3- Deux erreurs de jugement majeures

Trump fait deux erreurs de jugement majeures. Aucune des deux n’est d’ailleurs très originale, même s’il est plus original qu’elles soient défendues par le Président des Etats-Unis d’Amérique.

Premièrement, il reprend la vieille idée mercantiliste (qui date au moins du XVIIème siècle) qui considère qu’exporter c’est bien et importer c’est mal, et qu’il faut donc les excédents commerciaux les plus élevés possibles. C’était déjà faux il y a 300 ans, ça l’est encore plus aujourd’hui. En fait, l’économiste contemporain pourrait même défendre l’inverse : exporter ne sert qu’à obtenir des revenus en vendant des choses dont les autres ont besoin et qu’ils n’ont pas, pour pouvoir consommer soi-même davantage, notamment en important des choses dont a besoin et qu’on ne fait pas. Schématiquement, exporter ne sert qu’à importer. Non pas que les exportations soient inutiles : il est important d’exporter pour s’insérer dans la mondialisation, trouver de nouveaux débouchés et financer ses importations, surtout quand on est un petit pays peu peuplé. Mais l’exportation n’est pas un but en soi : elle doit servir l’enrichissement du pays, donc sa productivité à long terme, le développement de sa classe moyenne, etc. Les pays qui sont trop dépendants de leurs exportations et qui développent peu leur demande intérieure (de l’Allemagne au Vietnam en passant par la Chine) courent justement le risque de voir leur PIB chuter en cas de ralentissement de la demande mondiale. C’est particulièrement le cas si le pays exporte surtout des produits dont le prix est instable comme les matières premières ou l’énergie. Même si le Venezuela a fait de très mauvais choix, le fait que les recettes de l’Etat dépendaient à 95% du pétrole (à l’époque de Chavez, mais c’est toujours largement vrai) ne pouvait qu’entrainer une crise dès l’instant où le prix du baril diminuait. Avoir un déficit commercial n’a donc rien de grave en soi : c’est le contexte qui peut dire si c’est grave. Un pays avec un déficit commercial structurel mais qui par ailleurs a une croissance régulière, une bonne productivité et des entreprises innovantes, comme le sont typiquement les Etats-Unis, ne devrait nullement se préoccuper de son déficit commercial. L’économiste américain Paul Krugman (prix Nobel en 2008) le disait déjà à propos des Etats-Unis en… 1994.
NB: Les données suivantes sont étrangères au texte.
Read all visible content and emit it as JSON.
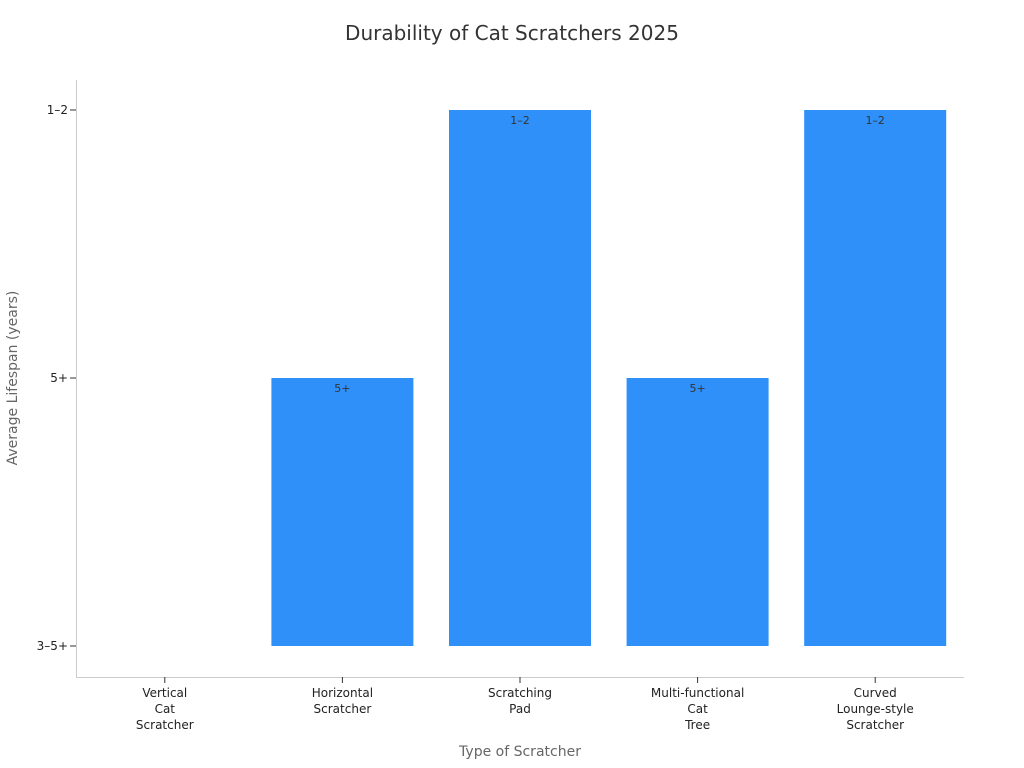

Deuxièmement, Trump fantasme le retour de l’industrie et néglige complètement les services. Là encore, ce n’est guère original : il y a plus de dix ans, l’économiste Alexandre Delaigue critiquait déjà le fétichisme industriel de nos hommes politiques. Ce qui frise l’absurde, c’est que l’Amérique domine particulièrement dans les services ! Ainsi que le soulignait le journaliste au Monde Pascal Riché, la balance courante entre les Etats-Unis et l’Europe est pratiquement équilibrée si on ajoute les services. Sans négliger l’importance de l’industrie, s’agissant notamment des gains de productivité, le fait est que toutes les économies développées se sont tertiarisées ces dernières décennies, y compris la Chine. On a pourtant pas délocalisé sur la lune ! Bien plus que le commerce mondial, la raison majeure est connue depuis longtemps : c’est la vieille théorie du déversement de l’économiste français Alfred Sauvy (1980). Les progrès techniques dans l’industrie impliquent moins de main d’œuvre (et une partie de la main d’œuvre est externalisée), ce qui fait reculer l’emploi industriel au profit de l’emploi de services. Ce n’est ni bien ni mal en soi, c’est une pente naturelle de toutes les économies développées. Plus de médecins, de comptables, d’enseignants, de commerciaux, et moins d’ouvriers à l’usine. Conserver des compétences industrielles dans des secteurs clefs (comme savoir construire des centrales nucléaires) est bien sûr nécessaire, mais il y a souvent une dimension fantasmée et même sexiste de l’industrie dans les visions des hommes politiques, dont Trump est un représentant typique. Comme le souligne Delaigue :

Lorsque l’emploi augmente dans des secteurs très féminisés (distribution, commerce, justice, médecine, etc.) c’est toujours perçu comme « moins bien » que les « vrais emplois » immanquablement masculins. La métallurgie est mieux perçue que le textile, le BTP mieux perçu que la vente. Or, la croissance de la part des services dans le PIB total a coïncidé avec celle de l’emploi féminin.

4- La bourse

Ce n’est pas l’économie réelle, mais ses liens avec l’économie réelle sont très forts, surtout aux Etats-Unis, où l’investissement en bourse est très banal et l’épargne de nombreux Américains en partie indexée sur les marchés financiers : quand ça va bien, il s’enrichissent plus que nous, quand ça va mal, ils perdent plus que nous. Il ne faut ni minorer ni exagérer l’importance de la finance. L’effondrement actuel de toutes les bourses mondiales reflète les perspectives négatives des investisseurs : on s’attend à ce que le commerce mondial recule fortement en 2025, que la croissance ralentisse partout, que les entreprises fassent moins de bénéfices, et ainsi de suite : il en résulte des mouvements de vente plus importants que les mouvements d’achat, d’où des baisses massives du prix des actifs. On peut bien sûr se réjouir cyniquement (la fameuse « schadenfreude ») de voir Tesla perdre 35% en trois mois et Musk pâlir, mais ce sera comme toujours les petits épargnants qui seront le plus impactés, à l’échelle de leurs revenus.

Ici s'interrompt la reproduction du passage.